Hadoop Sort map and reduce key value_问答_开发者

开发者 https://www.devze.com 2023-04-11 16:08 出处：网络

If I had a file with random integers on ea开发者_运维百科ch line and wanted to sort the file using Hadoop, what would my mapper and reducer\'s input/output key and value be?Yahoo has sorted Peta and T

相关专题：mapreduce

If I had a file with random integers on ea开发者_运维百科ch line and wanted to sort the file using Hadoop, what would my mapper and reducer's input/output key and value be?

Yahoo has sorted Peta and Tera Bytes of data. Others (including Google) do it on a regular basis, you can search for the sort benchmarks on the internet. Yahoo has published a paper on how they have done it.

The 'org.apache.hadoop.examples.terasort' package has sample code for sorting data.

Found some more information at the Cloudera blog here. There are some built-in classes to make sorting easier.

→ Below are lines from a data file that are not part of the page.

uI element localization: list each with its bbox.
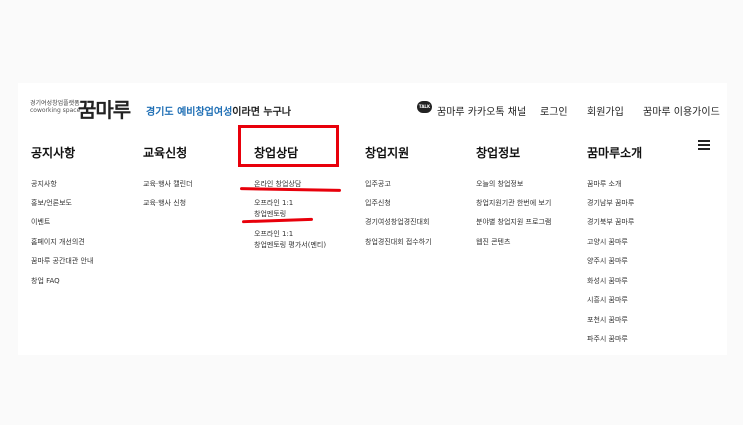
submenu-item[interactable]: 양주시 꿈마루: [587, 256, 628, 266]
submenu-item[interactable]: 공지사항: [31, 179, 57, 189]
submenu-item[interactable]: 교육·행사 신청: [143, 198, 186, 208]
submenu-item[interactable]: 꿈마루 공간대관 안내: [31, 256, 93, 266]
submenu-mentoring[interactable]: 창업멘토링: [254, 209, 286, 219]
submenu-item[interactable]: 입주공고: [365, 179, 391, 189]
site-logo[interactable]: 경기여성창업플랫폼 coworking space 꿈마루: [30, 98, 140, 122]
submenu-item[interactable]: 교육·행사 캘린더: [143, 179, 193, 189]
hamburger-menu-icon[interactable]: [698, 140, 710, 150]
signup-link[interactable]: 회원가입: [587, 103, 624, 118]
nav-support[interactable]: 창업지원: [365, 144, 409, 161]
submenu-item[interactable]: 경기여성창업경진대회: [365, 217, 429, 227]
submenu-item[interactable]: 창업지원기관 한번에 보기: [476, 198, 551, 208]
submenu-item[interactable]: 창업 FAQ: [31, 276, 60, 286]
submenu-item[interactable]: 웹진 콘텐츠: [476, 237, 510, 247]
submenu-item[interactable]: 홍보/언론보도: [31, 198, 72, 208]
submenu-item[interactable]: 오프라인 1:1: [254, 229, 293, 239]
submenu-item[interactable]: 오프라인 1:1: [254, 198, 293, 208]
submenu-item[interactable]: 홈페이지 개선의견: [31, 237, 85, 247]
submenu-item[interactable]: 이벤트: [31, 217, 50, 227]
submenu-item[interactable]: 포천시 꿈마루: [587, 315, 628, 325]
nav-about[interactable]: 꿈마루소개: [587, 144, 642, 161]
submenu-item[interactable]: 분야별 창업지원 프로그램: [476, 217, 551, 227]
submenu-item[interactable]: 입주신청: [365, 198, 391, 208]
nav-info[interactable]: 창업정보: [476, 144, 520, 161]
logo-subtitle: 경기여성창업플랫폼 coworking space: [30, 100, 81, 114]
nav-education[interactable]: 교육신청: [143, 144, 187, 161]
nav-notice[interactable]: 공지사항: [31, 144, 75, 161]
submenu-item[interactable]: 시흥시 꿈마루: [587, 295, 628, 305]
login-link[interactable]: 로그인: [540, 103, 568, 118]
submenu-item[interactable]: 고양시 꿈마루: [587, 237, 628, 247]
kakao-channel-link[interactable]: 꿈마루 카카오톡 채널: [437, 103, 526, 118]
submenu-item[interactable]: 창업경진대회 접수하기: [365, 237, 432, 247]
submenu-item[interactable]: 화성시 꿈마루: [587, 276, 628, 286]
submenu-item[interactable]: 창업멘토링 평가서(멘티): [254, 240, 326, 250]
submenu-item[interactable]: 파주시 꿈마루: [587, 334, 628, 344]
kakaotalk-icon[interactable]: TALK: [417, 101, 432, 113]
slogan: 경기도 예비창업여성이라면 누구나: [146, 107, 291, 118]
submenu-item[interactable]: 경기북부 꿈마루: [587, 217, 634, 227]
submenu-item[interactable]: 오늘의 창업정보: [476, 179, 523, 189]
submenu-item[interactable]: 꿈마루 소개: [587, 179, 621, 189]
logo-wordmark: 꿈마루: [78, 98, 131, 122]
submenu-item[interactable]: 경기남부 꿈마루: [587, 198, 634, 208]
annotation-highlight-box: [238, 125, 339, 167]
guide-link[interactable]: 꿈마루 이용가이드: [643, 103, 720, 118]
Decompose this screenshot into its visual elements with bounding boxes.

Total order partitions HADOOP-3019. As a spin-off from the TeraSort record, Hadoop now has library classes for efficiently producing a globally sorted output. InputSampler is used to sample a subset of the input data, and then TotalOrderPartitioner is used to partition the map outputs into approximately equal-sized partitions. Very neat stuff — well worth a look, even if you don’t need to use it.

You can also find more information here.

A more theoretical answer : Consider the different sorting algorithms (quick sort, merge sort, bubble sort, etc.... ) .

Because of the fact that we know you can merge two sorted lists in linear time , it is quite simple to parallelize any sorting algorithm by putting a "merge" step on top of it. Thus, there are a wide range of options which you could use to accomplish this task.

The terasort is much smarter than this, however, because simply splitting and merging won't solve all your problems.... your final "merge" step corresponds to a massive reduce step when you have alot of splits.